3-     Fraca capacidade de fixação de recursos humanos diferenciados / modelo de remuneração pouco atractivo – um dos grandes desafios que se colocam aos prestadores públicos de MCDT é a fixação de recursos técnicos altamente especializados e diferenciados, em especial nas regiões do interior. Os grandes centros públicos prestadores de MCDT encontram-se instalados nos hospitais do SNS e, como sabemos, os hospitais mais diferenciados encontram-se nas grandes áreas metropolitanas de Lisboa e do Porto, por servirem um grande número de pessoas e, nalguns casos, vocacionados para o ensino e para a investigação. Um hospital do interior, com uma baixa diferenciação, tem actualmente grande dificuldade em contratar um médico. Pelo contrário, nos grandes centros hospitalares e hospitais centrais, por via de uma maior diferenciação, existem mais e melhores equipamentos ao dispor dos profissionais, motivando-os. De igual forma, devido à escassez de profissionais nas áreas dos MCDT, surgem variadas oportunidades de trabalho no sector privado, com ofertas remuneratórias bastante atractivas, e que são uma oportunidade para compensar os baixos salários auferidos por estes profissionais no sector público. Contudo, coloca-se o desafio ao sector público, em plena crise económica e de redução de custos com a saúde, de ponderar o modelo remuneratório dos profissionais médicos, e avaliar a capacidade de introduzir um modelo remuneratório individual e por objectivos, baseado em critérios de diferenciação técnica, que motive os profissionais a realizar mais para ganhar mais;

4-     Inexistência de uma rede de informação robusta que permita a consulta e a requisição de exames entre os centros de saúde / Unidades de Saúde Familiares (USF) e os hospitais / prestadores privados – um determinado utente que realize MCDT numa ida à urgência, caso queira ser depois seguido no seu centro de saúde / USF pelo seu médico de família, tem de levar consigo os exames que realizou. Mas, caso não os possua, o médico de família irá prescrever novos exames, alguns deles repetidos. Desta forma, a existência de uma rede de informação e a possibilidade de partilha dos resultados dos exames realizados pelos utentes, quer tenham sido realizados num determinado laboratório privado ou num hospital público, pelos centros de saúde e até pelos médicos privados (clínicas privadas, hospitais privados), irá permitir uma redução drástica dos MCDT realizados. Tal medida, teria grandes implicações ao nível dos custos do SNS e permitiria optimizar os recursos instalados nos prestadores públicos, reduzindo a necessidade de contratação externa de alguns serviços. Mas os benefícios são mais vastos e podem ter impacto na produtividade e na qualidade de vida dos utentes. Na maioria das vezes, a realização de MCDT implica deslocações (algumas de grandes distâncias) e ausências no trabalho. Reduzindo a realização de MCDT por uma melhoria da partilha de informação, melhora-se os ganhos de eficiência, de produtividade para o país, e de qualidade de vida para o utente.

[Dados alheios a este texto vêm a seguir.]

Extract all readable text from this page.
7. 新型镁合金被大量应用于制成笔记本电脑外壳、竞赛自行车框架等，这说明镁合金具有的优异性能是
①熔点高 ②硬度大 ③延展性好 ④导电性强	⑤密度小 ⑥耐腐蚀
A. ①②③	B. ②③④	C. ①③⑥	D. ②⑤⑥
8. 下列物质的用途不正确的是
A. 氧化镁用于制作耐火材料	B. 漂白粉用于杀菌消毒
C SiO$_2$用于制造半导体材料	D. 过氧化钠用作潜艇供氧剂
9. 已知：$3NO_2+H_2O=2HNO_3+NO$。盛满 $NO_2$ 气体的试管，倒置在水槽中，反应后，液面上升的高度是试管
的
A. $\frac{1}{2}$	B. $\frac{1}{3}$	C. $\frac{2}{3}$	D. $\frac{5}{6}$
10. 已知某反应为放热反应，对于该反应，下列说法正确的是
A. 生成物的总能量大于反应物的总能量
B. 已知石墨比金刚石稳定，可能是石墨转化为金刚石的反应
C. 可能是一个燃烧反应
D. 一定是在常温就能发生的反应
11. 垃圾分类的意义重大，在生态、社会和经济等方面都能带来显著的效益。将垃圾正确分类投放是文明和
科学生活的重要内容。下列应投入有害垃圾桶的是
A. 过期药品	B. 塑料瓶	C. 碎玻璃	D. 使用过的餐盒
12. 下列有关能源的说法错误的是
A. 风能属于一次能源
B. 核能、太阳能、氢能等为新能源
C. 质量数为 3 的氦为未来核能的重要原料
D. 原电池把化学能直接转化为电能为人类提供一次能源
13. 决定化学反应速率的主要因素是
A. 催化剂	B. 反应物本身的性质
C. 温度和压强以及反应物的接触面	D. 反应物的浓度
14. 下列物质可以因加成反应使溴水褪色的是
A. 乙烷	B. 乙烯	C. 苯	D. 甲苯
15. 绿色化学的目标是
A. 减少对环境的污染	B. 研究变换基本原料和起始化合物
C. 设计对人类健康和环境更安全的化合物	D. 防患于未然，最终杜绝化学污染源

Deve ser ressalvada a evolução paradoxal que se tem verificado no sector da saúde: por um lado, equipamentos de alta diferenciação técnica, com softwares de última geração, implementação de soluções integradas de gestão (ERP’s) e sistemas de paper free, por outro, fraco / nenhum investimento na rede informática da saúde e limitações na partilha de informação.

Existem diversas oportunidades nesta área que podem e devem ser exploradas, que permitirão optimizar os serviços a disponibilizar ao utente, e ao mesmo tempo proporcionar cuidados de saúde de qualidade a um custo mais reduzido.